Dafuer hat es schon einige Gruende, warum einige in der momentanen
Situation ein massives Problem in dem Vorgehen der USA haben.

Nur deshalb, weil die meisten gegen die USA auf die Strasse gehen, zu
folgern, dass nun alle daher automatisch die Verbrechen im Irak gutheissen
wuerden, ist schon mal eine falsche logische Schlussfolgerung. Dem ist
sicher nicht so.

Doch woher kommt das Problem, das momentan viele in dem Verhalten der USA
haben?

1. Die USA behaupten dies, die USA behaupten jenes - nur wirklich
ueberzeugende Beweise im UN-Sicherheitsrat haben sie bisher jedenfalls nicht
vorgelegt, und wenn sie ihre Geheimdienstinformationen an Blix gaben, waren
diese fuer ihn teilweise unbrauchbar.

Gleichwohl ist dadurch der Irak an die Wand gedraengt, und sicher
kooperativer als frueher.

2. Die USA planen einen Angriffskrieg, den sie wohl als Praeventivschlag
ansehen. Sie haben schon mehr als deutlich gemacht, dass sie auch dann
angreifen werden, wenn es nicht durch eine Resolution des Sicherheitsrates
gedeckt sein wuerde.

Das ist schon einer der beiden Knackpunkte. Sollten die USA das durchziehen,
verabschieden wir uns vom Voelkerrecht und begeben uns in eine Zeit, in der
internationale Konflikte wieder staerker mit dem Faustrecht ausgetragen
werden.

3. Viele unterstellen den USA in dem Konflikt primaer strategische und
wirtschaftliche Interessen.

Dies Vorwuerfe lassen sich nicht so einfach von der Hand wischen, wenn man
sich anschaut, wie stark die Oelindustrie in die US-Regierung involviert ist
(nach der Sicherheitsberaterin von Bush ist ein Oeltanker benannt, fast
jeder hatte in einer Oelfirma schon zu tun gehabt oder hat es noch) usw.usf.

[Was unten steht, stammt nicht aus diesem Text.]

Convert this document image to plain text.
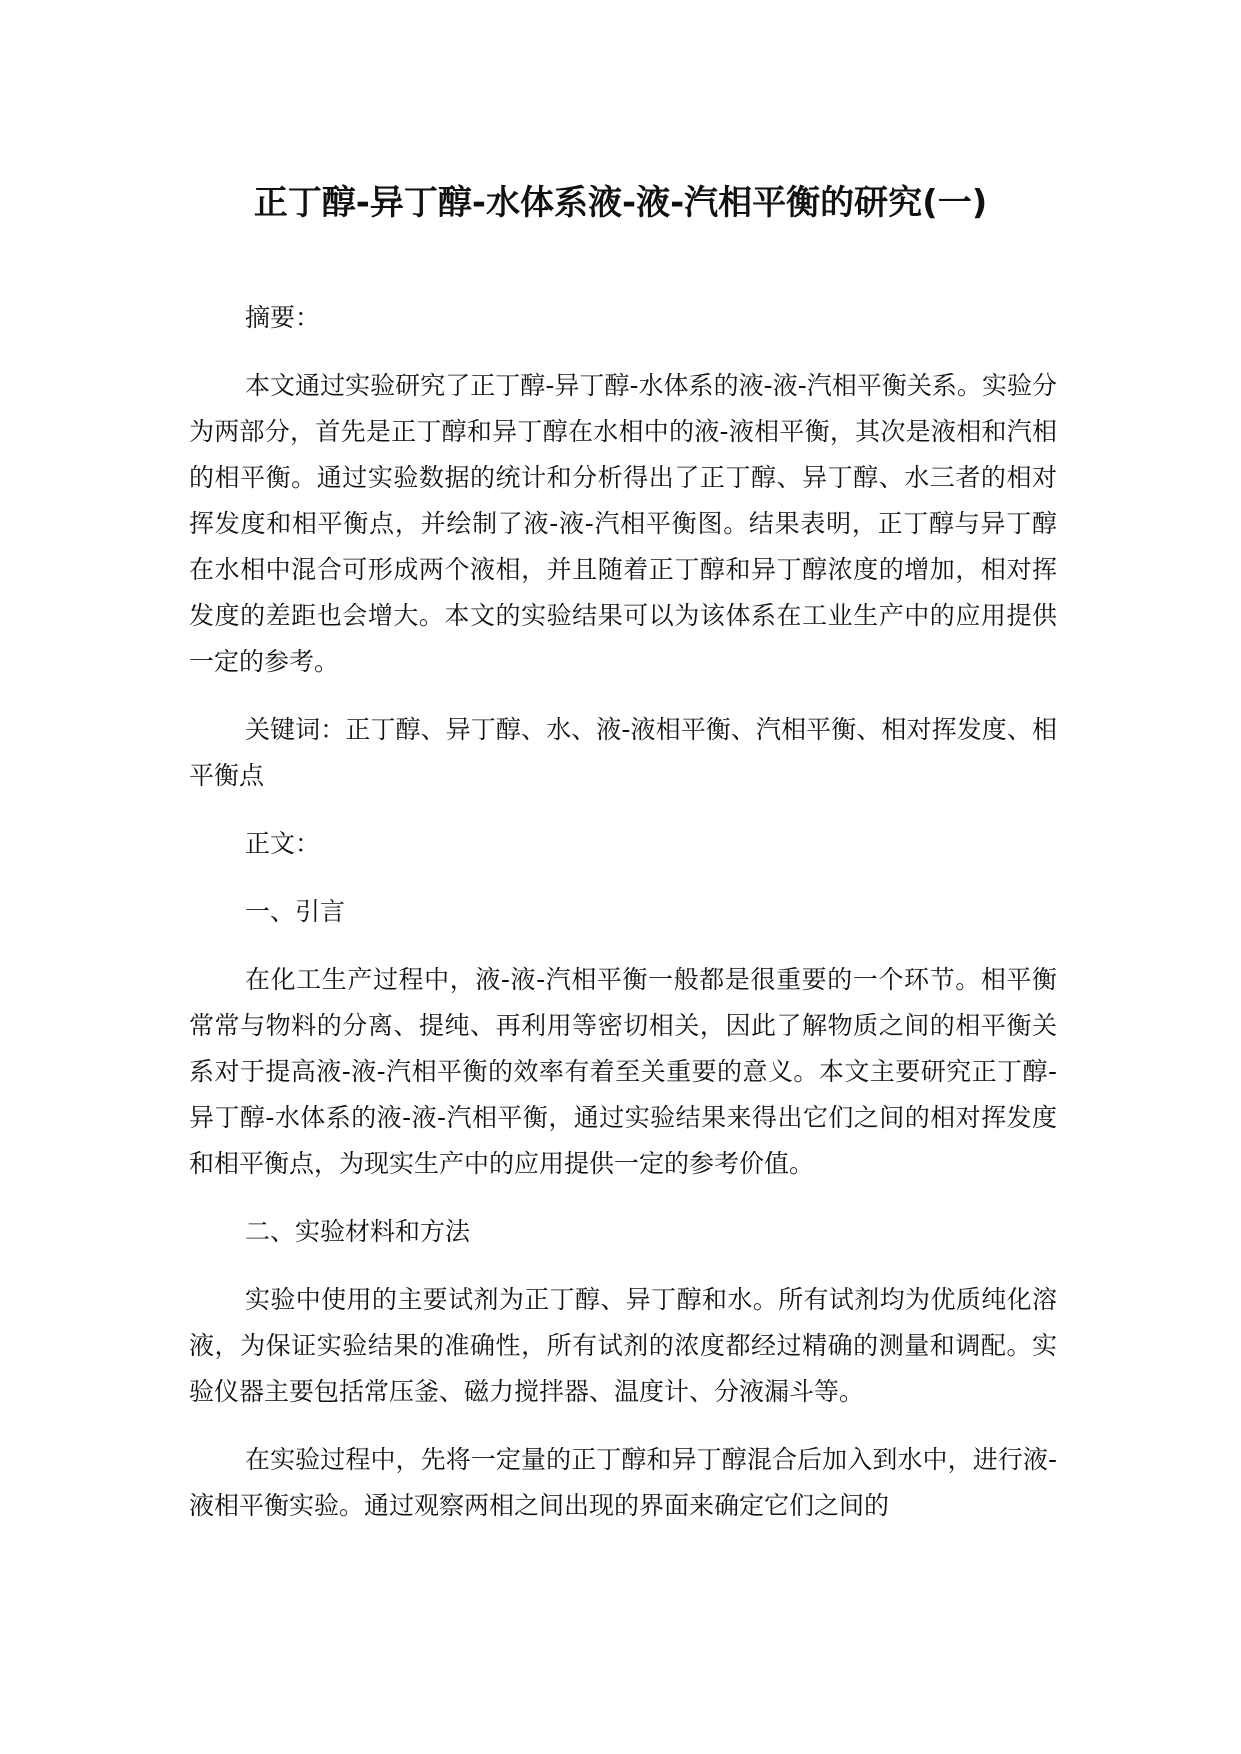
正丁醇-异丁醇-水体系液-液-汽相平衡的研究(一)

摘要：

本文通过实验研究了正丁醇-异丁醇-水体系的液-液-汽相平衡关系。实验分为两部分，首先是正丁醇和异丁醇在水相中的液-液相平衡，其次是液相和汽相的相平衡。通过实验数据的统计和分析得出了正丁醇、异丁醇、水三者的相对挥发度和相平衡点，并绘制了液-液-汽相平衡图。结果表明，正丁醇与异丁醇在水相中混合可形成两个液相，并且随着正丁醇和异丁醇浓度的增加，相对挥发度的差距也会增大。本文的实验结果可以为该体系在工业生产中的应用提供一定的参考。

关键词：正丁醇、异丁醇、水、液-液相平衡、汽相平衡、相对挥发度、相平衡点

正文：

一、引言

在化工生产过程中，液-液-汽相平衡一般都是很重要的一个环节。相平衡常常与物料的分离、提纯、再利用等密切相关，因此了解物质之间的相平衡关系对于提高液-液-汽相平衡的效率有着至关重要的意义。本文主要研究正丁醇-异丁醇-水体系的液-液-汽相平衡，通过实验结果来得出它们之间的相对挥发度和相平衡点，为现实生产中的应用提供一定的参考价值。

二、实验材料和方法

实验中使用的主要试剂为正丁醇、异丁醇和水。所有试剂均为优质纯化溶液，为保证实验结果的准确性，所有试剂的浓度都经过精确的测量和调配。实验仪器主要包括常压釜、磁力搅拌器、温度计、分液漏斗等。

在实验过程中，先将一定量的正丁醇和异丁醇混合后加入到水中，进行液-液相平衡实验。通过观察两相之间出现的界面来确定它们之间的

Das ist der eine Grund; viele sind der Meinung, es ginge da im Grunde
einfach nur um das Erdoel und das man Hussein gleich mitentsorgen kann ist
ein positiver Nebeneffekt.

Die zweite Begebenheit momentan, die das noch stuetzt diese These, ist das
Verhalten der USA gegenueber Nordkorea, die wohl jetzt an einer Atombombe
bauen, und wo die USA bisher eine rein diplomatische Loesung anstreben.

Ausserdem hatten die USA seinerzeit Hussein unterstuetzt gehabt in der Zeit
des Krieges Irak gegen den Iran, ist also ein von den USA quasi
selbstgeschaffener Geist.

Beim ersten Golfkrieg der USA gegen den Irak lieferte der Irak selber durch
die Besetzung von Kuweit einen tragenden Kriegsgrund; jetzt aber ist alles
bisher nur ein recht diffuser Nebel, und vielen erscheinen die Gruende,
warum die USA den Irak angreifen wollen, diffus bis dubios.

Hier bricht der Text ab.